Pregnancy Update: 30 Weeks, Life Struggles and My Birth Plan
I don’t even know where to start with this blog because my life is a complete mess right now. I am currently 30 weeks and I have approximately 10 weeks left in this pregnancy. I have so many emotions and I can’t even sort out all my emotions right now.
At 30 weeks, the honeymoon phase of the second trimester is gone. The changes I have noticed lately is increased baby movements, extreme fatigue and some back pain. I am super uncomfortable and it is so hard to get a decent night’s sleep. I don’t feel like I have a glow and I struggle to embrace my pregnant belly. I still have so much to do to prepare for this baby like getting the carseat, packing my hospital bag, finding childcare because I do plan on going back to work and all that jazz. Along with my Vitamin D deficiency, I found out I’m anemic and need to include iron pills in my daily routine. The one side effect of iron pills that has affected me most is constipation so that’s no fun at all. My glucose screening came back and no signs of diabetes so that is great news. That is all I have for my pregnancy update.
I am currently going through a lot in my life so it’s hard to focus on the arrival of my baby boy. I hate even sharing this because people are so judgemental and always feel people should only have babies they can afford. At the time of my pregnancy, I had a job and could afford both my babies. And then I was told my position would be eliminated and life has went downhill since then. I was lucky enough to get unemployment to survive for a few months. My unemployment ran out and I have had to depend on my mom and credit cards for survival. My mom received a notice last month that the place we are staying at is not going to renew the lease. And it was so last minute so we have struggled to find a place by the time the apartment wants us out.
Basically at 30 weeks pregnant, I am facing homelessness and I am kind of anxious that we won’t have a place by the time my baby boy arrives. My mom has found a couple of places but with move in dates in mid January which is okay as long as we are approved. We would just have to stay in an extended stay for a month or so and it’s so hard to explain this to Raylan and make him understand.
But, I am remaining positive and trying not to stress but dealing with such a move while in my third trimester is so hard. It is so hard to pack and move around like I want to and I’m trying not to overdo it and send myself into early labor. Just send good vibes my way! I know this situation could be much worse and I could be out on the streets so I’m thankful we can at least get an extended stay until our next move.
Besides that stress, my pregnancy is actually going pretty well and I am so thankful for a healthy pregnancy. As I get ready for labor, I have created a birth plan. I know you can never be prepared for labor and things don’t go according to plan but I still want a blueprint of my wants for me and my baby during and after labor. My labor with Raylan was a hot mess and I’ll go over that in another blog. I have included my birth plan down below and I’m actually not fearful of labor.

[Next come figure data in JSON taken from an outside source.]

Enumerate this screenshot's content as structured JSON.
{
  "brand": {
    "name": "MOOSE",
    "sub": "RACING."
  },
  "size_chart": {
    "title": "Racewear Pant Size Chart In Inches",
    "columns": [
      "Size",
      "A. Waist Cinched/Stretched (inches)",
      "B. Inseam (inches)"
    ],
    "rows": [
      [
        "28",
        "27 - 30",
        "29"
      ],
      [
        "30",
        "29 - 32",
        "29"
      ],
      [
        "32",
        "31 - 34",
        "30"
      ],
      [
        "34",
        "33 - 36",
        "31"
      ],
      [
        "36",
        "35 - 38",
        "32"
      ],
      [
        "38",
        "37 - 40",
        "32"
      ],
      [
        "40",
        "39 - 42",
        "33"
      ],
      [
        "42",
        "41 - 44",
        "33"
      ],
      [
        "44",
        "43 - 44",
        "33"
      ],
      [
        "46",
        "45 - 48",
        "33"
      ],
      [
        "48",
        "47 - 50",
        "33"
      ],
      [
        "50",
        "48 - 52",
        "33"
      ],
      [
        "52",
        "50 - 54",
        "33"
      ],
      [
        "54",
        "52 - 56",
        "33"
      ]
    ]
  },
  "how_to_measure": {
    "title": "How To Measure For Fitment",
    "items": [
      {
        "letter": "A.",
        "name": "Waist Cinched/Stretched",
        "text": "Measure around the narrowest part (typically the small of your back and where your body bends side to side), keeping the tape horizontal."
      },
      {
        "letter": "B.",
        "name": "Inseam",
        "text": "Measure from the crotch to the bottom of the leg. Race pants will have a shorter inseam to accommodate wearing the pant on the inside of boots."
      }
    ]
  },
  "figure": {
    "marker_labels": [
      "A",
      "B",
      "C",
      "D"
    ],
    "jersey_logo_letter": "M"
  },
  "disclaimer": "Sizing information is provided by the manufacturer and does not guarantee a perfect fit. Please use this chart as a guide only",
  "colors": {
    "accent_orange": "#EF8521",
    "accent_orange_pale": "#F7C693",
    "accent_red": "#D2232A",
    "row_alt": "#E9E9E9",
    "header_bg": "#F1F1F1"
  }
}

I am more afraid of recovery and the what ifs.
I created this birth plan using the site http://pregnancyandbaby.com/calendars/articles/937331/birth-plan-creator. It was easy to use and fill out and if you’re looking for something simple and quick, I recommend using this site to do so. My birth plan is simply I will see as I go. I am not going in wanting a natural birth and I will ask for the pain meds and epidural as soon as I feel I need it. I would like to breastfeed but I am okay with supplementing with formula as needed. Raylan didn’t take to a pacifier and I’m not giving this baby one unless absolutely necessary. I am having a boy and planning on getting him circumcised hopefully while we are at the hospital. I have two people, my mom and Ryan, as support people that can advocate for my health and help me during and after labor. I do want to be in the actual delivery room alone just so everything is stress free but I know that is not realistic and I will needed a support person with me. I want music and maybe a yoga ball to help with the process. Though I absolutely do not want a C-section because it is major surgery and I heard recovery is tough, I am not going to fight the caregivers if one is needed. I know it’s kind of hard to read the birth plan but I just wanted to show what it looks like once completed.